Clearly we should spend as much on national defense as we need to protect U.S. national security interests. The problem today is that an ever declining share of the money actually appropriated to the military is spent on activities that are even tangentially related to preserving our national security.

Over the last few years, the Pentagon budget has become a convenient hideout for social spending and parochial projects, including at least $ 4 billion in corporate welfare, much of it for weapons systems and research the Pentagon doesn’t want.
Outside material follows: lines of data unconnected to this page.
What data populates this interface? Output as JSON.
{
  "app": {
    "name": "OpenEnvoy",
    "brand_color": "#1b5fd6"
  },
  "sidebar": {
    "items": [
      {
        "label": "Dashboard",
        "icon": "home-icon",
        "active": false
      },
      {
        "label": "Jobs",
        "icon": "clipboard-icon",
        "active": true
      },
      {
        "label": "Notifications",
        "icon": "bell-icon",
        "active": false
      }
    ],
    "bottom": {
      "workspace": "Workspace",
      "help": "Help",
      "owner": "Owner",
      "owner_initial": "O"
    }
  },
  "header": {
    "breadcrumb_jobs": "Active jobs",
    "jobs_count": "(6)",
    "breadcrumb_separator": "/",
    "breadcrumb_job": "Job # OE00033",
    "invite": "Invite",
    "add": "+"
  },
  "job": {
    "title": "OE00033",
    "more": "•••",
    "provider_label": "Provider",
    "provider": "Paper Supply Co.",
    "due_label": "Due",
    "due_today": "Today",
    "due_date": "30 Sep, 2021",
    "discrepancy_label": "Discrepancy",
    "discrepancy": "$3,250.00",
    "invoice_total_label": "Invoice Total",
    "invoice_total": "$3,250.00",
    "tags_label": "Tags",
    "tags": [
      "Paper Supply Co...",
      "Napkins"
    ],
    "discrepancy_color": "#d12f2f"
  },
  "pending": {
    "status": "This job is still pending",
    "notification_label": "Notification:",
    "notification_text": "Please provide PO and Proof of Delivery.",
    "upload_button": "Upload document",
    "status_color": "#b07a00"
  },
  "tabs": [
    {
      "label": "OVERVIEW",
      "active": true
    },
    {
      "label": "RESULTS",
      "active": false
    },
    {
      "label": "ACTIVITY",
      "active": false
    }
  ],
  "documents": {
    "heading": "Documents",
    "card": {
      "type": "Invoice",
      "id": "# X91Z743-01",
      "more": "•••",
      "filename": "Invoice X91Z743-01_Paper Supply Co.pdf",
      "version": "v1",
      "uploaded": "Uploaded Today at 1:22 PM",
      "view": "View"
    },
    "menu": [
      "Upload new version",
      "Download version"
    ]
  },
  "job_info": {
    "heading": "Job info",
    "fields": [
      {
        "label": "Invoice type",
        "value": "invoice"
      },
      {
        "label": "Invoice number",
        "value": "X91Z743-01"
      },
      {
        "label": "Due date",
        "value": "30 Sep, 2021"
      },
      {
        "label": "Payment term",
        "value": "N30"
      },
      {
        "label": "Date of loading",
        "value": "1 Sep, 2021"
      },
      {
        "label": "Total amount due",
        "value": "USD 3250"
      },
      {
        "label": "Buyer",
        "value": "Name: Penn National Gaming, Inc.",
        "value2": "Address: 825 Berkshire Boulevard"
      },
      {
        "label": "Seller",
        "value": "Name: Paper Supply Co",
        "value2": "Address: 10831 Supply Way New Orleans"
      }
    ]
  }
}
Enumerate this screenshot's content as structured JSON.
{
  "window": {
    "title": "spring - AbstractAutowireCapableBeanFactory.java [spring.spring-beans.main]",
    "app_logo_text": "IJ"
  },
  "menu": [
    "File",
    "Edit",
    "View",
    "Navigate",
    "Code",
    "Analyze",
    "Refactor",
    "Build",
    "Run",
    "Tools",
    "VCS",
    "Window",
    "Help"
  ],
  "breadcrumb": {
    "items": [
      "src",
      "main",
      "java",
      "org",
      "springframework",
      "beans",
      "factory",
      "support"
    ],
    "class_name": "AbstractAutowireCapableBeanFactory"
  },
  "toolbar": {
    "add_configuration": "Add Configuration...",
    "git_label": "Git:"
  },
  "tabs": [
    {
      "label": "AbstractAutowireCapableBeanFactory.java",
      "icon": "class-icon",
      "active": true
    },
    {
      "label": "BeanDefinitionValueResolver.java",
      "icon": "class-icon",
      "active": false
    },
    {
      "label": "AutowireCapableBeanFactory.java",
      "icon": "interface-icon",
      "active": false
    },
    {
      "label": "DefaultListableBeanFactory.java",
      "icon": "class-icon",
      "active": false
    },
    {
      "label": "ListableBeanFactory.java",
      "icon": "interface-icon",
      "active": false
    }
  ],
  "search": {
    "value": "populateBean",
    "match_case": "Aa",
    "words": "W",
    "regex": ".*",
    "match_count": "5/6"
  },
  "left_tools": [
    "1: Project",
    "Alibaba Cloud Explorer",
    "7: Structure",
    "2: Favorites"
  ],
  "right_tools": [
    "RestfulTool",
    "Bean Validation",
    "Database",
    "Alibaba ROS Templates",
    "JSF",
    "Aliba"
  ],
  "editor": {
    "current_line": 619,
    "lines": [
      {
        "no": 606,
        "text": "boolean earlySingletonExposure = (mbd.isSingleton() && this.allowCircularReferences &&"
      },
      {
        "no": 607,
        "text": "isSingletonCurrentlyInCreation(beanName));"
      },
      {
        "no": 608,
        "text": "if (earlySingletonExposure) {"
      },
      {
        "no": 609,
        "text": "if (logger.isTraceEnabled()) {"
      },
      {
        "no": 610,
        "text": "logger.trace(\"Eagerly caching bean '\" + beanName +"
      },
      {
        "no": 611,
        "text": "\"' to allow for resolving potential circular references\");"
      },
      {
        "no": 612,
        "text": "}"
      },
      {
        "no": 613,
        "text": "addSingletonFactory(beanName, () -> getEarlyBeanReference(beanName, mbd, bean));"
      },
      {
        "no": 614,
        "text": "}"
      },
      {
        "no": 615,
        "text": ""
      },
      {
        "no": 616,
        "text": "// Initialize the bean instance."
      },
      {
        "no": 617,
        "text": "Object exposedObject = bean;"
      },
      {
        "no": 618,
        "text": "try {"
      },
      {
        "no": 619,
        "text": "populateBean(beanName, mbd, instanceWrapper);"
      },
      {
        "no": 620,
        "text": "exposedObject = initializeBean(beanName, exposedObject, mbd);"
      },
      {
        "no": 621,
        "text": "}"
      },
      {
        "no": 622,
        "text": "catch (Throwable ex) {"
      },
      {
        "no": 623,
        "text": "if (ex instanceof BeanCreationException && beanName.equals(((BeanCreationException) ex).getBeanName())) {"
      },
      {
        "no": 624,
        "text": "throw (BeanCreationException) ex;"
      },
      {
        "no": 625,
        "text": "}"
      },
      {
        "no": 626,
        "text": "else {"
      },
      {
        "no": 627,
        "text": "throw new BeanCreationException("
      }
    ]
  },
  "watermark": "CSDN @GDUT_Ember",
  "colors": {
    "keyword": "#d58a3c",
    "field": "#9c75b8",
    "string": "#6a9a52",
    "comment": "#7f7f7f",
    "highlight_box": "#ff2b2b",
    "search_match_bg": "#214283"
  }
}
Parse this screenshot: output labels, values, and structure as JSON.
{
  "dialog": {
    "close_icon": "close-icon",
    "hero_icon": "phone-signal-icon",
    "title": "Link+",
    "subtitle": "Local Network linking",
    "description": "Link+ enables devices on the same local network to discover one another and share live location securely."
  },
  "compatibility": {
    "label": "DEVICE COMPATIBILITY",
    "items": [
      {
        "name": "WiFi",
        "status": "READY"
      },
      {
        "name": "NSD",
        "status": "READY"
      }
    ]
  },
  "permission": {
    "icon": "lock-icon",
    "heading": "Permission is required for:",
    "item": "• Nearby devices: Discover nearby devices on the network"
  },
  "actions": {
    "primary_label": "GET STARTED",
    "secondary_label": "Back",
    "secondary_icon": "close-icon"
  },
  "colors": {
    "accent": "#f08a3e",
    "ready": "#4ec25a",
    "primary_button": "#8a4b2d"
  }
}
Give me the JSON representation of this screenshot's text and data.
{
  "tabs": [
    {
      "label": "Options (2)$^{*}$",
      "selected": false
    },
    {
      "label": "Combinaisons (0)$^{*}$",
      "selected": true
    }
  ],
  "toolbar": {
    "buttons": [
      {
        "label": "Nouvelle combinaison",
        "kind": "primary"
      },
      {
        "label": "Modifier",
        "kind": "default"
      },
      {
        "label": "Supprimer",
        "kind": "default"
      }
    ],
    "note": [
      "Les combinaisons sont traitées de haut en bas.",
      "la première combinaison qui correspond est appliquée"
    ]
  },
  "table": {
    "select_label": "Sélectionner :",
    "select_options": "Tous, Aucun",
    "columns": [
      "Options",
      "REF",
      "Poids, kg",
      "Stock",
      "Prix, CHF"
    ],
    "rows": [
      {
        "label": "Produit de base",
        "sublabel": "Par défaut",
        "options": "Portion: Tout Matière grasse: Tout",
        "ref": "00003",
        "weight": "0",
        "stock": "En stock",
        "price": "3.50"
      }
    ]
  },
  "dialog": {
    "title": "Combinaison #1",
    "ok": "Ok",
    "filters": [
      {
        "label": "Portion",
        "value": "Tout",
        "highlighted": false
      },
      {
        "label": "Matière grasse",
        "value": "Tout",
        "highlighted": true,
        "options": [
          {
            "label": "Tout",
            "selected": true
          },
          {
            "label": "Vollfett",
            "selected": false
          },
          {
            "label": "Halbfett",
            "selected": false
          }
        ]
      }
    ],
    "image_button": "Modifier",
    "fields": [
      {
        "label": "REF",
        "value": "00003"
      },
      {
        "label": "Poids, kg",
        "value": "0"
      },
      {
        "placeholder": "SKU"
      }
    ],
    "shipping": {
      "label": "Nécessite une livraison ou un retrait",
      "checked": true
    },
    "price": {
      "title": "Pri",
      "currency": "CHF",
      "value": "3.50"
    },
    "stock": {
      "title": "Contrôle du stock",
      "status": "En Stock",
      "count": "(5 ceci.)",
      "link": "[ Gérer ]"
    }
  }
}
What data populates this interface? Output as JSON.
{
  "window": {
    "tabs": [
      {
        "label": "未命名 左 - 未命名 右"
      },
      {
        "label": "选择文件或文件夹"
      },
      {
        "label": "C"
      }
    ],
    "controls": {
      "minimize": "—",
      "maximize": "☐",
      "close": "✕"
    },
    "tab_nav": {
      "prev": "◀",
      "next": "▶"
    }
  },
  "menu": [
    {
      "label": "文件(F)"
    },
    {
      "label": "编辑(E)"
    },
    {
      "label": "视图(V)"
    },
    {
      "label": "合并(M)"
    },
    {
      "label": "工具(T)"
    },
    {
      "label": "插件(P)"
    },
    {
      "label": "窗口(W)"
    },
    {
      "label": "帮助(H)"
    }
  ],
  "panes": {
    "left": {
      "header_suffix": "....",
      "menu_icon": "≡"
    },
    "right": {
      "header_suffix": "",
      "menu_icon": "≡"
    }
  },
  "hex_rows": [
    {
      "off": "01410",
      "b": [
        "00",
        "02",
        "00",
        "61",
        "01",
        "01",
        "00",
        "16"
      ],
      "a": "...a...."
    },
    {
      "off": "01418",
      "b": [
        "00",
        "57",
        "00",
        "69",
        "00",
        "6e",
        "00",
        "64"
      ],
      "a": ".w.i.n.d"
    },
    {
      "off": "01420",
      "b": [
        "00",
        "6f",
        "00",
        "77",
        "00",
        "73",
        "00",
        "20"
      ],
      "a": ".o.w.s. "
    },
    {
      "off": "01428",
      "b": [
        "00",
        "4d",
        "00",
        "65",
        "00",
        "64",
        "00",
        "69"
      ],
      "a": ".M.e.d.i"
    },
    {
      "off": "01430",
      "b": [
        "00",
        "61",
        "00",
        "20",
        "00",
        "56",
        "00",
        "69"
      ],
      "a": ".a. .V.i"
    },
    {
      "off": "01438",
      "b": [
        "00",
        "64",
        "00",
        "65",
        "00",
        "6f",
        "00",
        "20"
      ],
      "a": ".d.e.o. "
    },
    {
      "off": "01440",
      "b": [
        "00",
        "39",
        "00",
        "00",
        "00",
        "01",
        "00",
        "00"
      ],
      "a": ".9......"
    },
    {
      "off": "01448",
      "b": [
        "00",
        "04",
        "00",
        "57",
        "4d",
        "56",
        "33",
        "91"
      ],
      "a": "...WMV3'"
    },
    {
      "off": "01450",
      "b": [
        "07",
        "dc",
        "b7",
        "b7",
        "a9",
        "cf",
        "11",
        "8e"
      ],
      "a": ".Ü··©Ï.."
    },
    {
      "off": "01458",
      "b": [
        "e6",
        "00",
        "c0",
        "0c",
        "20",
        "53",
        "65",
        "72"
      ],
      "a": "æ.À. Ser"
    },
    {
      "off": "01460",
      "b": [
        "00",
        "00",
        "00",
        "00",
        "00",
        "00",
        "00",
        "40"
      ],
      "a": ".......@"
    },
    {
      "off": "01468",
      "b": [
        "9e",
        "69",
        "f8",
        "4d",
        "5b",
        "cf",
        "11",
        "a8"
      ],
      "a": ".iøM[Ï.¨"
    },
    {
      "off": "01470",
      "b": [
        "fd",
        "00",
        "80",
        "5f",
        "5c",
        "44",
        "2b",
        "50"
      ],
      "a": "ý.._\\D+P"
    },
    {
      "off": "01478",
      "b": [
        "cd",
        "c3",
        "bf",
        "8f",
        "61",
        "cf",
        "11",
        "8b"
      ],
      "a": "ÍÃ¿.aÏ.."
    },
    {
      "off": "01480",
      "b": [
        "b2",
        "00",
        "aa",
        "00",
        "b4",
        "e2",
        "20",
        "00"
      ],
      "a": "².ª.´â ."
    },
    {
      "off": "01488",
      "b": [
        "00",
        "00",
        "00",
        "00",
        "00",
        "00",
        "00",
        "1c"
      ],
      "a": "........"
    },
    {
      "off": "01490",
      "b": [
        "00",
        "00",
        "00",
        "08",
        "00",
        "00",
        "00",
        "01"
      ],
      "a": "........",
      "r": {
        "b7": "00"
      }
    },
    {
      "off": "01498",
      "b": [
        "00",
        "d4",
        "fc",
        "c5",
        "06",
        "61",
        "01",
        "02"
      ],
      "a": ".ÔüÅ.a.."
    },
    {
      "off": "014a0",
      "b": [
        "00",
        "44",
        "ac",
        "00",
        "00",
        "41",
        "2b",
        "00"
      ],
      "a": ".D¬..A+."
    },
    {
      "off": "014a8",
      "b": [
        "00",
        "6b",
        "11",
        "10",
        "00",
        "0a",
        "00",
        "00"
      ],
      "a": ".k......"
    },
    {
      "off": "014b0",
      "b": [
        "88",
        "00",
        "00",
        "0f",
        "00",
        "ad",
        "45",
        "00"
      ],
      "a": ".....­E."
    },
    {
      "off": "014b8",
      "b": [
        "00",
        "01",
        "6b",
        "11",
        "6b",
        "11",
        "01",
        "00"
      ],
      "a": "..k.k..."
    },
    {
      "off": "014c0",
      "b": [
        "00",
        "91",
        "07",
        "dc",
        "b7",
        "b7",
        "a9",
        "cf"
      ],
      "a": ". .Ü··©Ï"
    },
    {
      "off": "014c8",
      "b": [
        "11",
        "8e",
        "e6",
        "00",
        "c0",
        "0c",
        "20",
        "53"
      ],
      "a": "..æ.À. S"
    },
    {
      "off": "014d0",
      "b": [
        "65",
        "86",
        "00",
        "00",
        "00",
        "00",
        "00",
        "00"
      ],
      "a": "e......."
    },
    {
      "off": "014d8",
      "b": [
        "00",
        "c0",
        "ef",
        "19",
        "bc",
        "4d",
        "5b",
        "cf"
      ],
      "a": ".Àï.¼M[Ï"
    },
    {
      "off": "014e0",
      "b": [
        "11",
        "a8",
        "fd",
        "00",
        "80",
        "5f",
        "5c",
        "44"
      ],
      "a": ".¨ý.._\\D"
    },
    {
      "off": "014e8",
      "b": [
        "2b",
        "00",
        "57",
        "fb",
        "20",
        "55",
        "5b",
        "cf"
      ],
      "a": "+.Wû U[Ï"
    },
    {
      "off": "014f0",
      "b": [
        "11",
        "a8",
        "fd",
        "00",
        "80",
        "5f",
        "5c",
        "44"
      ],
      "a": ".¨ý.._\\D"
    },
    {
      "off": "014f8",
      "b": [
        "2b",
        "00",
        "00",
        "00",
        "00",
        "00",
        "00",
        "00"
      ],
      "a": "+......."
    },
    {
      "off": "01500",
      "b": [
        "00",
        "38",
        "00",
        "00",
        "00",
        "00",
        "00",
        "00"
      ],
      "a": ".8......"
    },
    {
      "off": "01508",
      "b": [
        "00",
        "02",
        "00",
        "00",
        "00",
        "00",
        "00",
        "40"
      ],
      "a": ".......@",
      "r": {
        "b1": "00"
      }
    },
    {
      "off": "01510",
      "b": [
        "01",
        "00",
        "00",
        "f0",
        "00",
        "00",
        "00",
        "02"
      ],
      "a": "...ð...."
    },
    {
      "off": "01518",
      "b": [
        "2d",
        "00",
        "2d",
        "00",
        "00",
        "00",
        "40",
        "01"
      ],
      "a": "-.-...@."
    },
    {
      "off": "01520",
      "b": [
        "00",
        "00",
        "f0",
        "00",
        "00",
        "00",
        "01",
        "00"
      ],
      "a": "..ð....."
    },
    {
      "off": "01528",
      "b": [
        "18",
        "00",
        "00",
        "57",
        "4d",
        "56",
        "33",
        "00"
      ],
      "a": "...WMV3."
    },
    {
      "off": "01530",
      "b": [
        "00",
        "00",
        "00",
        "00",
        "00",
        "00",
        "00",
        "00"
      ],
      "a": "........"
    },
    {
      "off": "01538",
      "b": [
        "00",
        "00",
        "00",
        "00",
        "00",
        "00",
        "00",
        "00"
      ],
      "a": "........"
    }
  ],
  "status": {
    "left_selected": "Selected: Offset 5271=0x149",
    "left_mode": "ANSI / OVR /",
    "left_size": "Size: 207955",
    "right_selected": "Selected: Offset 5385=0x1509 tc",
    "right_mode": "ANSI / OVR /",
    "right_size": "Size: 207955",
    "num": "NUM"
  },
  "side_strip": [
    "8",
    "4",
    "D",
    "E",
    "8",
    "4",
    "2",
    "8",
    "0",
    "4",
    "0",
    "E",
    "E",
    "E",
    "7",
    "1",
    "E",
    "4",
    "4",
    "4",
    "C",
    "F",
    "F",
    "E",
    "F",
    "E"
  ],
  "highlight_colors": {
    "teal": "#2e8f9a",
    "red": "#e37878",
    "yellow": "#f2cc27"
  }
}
In recent years, the nonpartisan General Accounting Office has identified more than $ 5 billion of “non-defense” pork spending in the Pentagon budget, including $ 3 million for urban youth programs, $ 9 million for the World Cup Soccer tournament and Ted Turner’s Goodwill Games, $ 57 million for AIDS research, $ 20 million for cancer research, and $ 10 million for U.S.-Japan management training. In the last Congress, Senate Appropriations Committee chairman Ted Stevens of Alaska actually paid for the construction of day care centers and a car wash in Fair-banks, Alaska, with military funds. No wonder we’re running out of missiles.

Republicans cannot continue to inflate the federal budget year after year with tens of billions in “emergency” spending without offsetting spending cuts. It is instructive to point out that last October the Republicans’ political fortunes began to sink almost the day after the GOP approved the bloated $ 500 billion omnibus spending bill. Conservatives were so disgusted with Republicans’ acting like Robert Byrd Democrats that they stayed home on Election Day.

If Republicans don’t start imposing some fiscal discipline on Capitol Hill, one casualty of the Kosovo War will be the GOP majorities in Congress.


Stephen Moore is director of fiscal policy studies at the Cato Institute. Scott Hodge is senior fellow for tax and budget policy at the Citizens for a Sound Economy Foundation.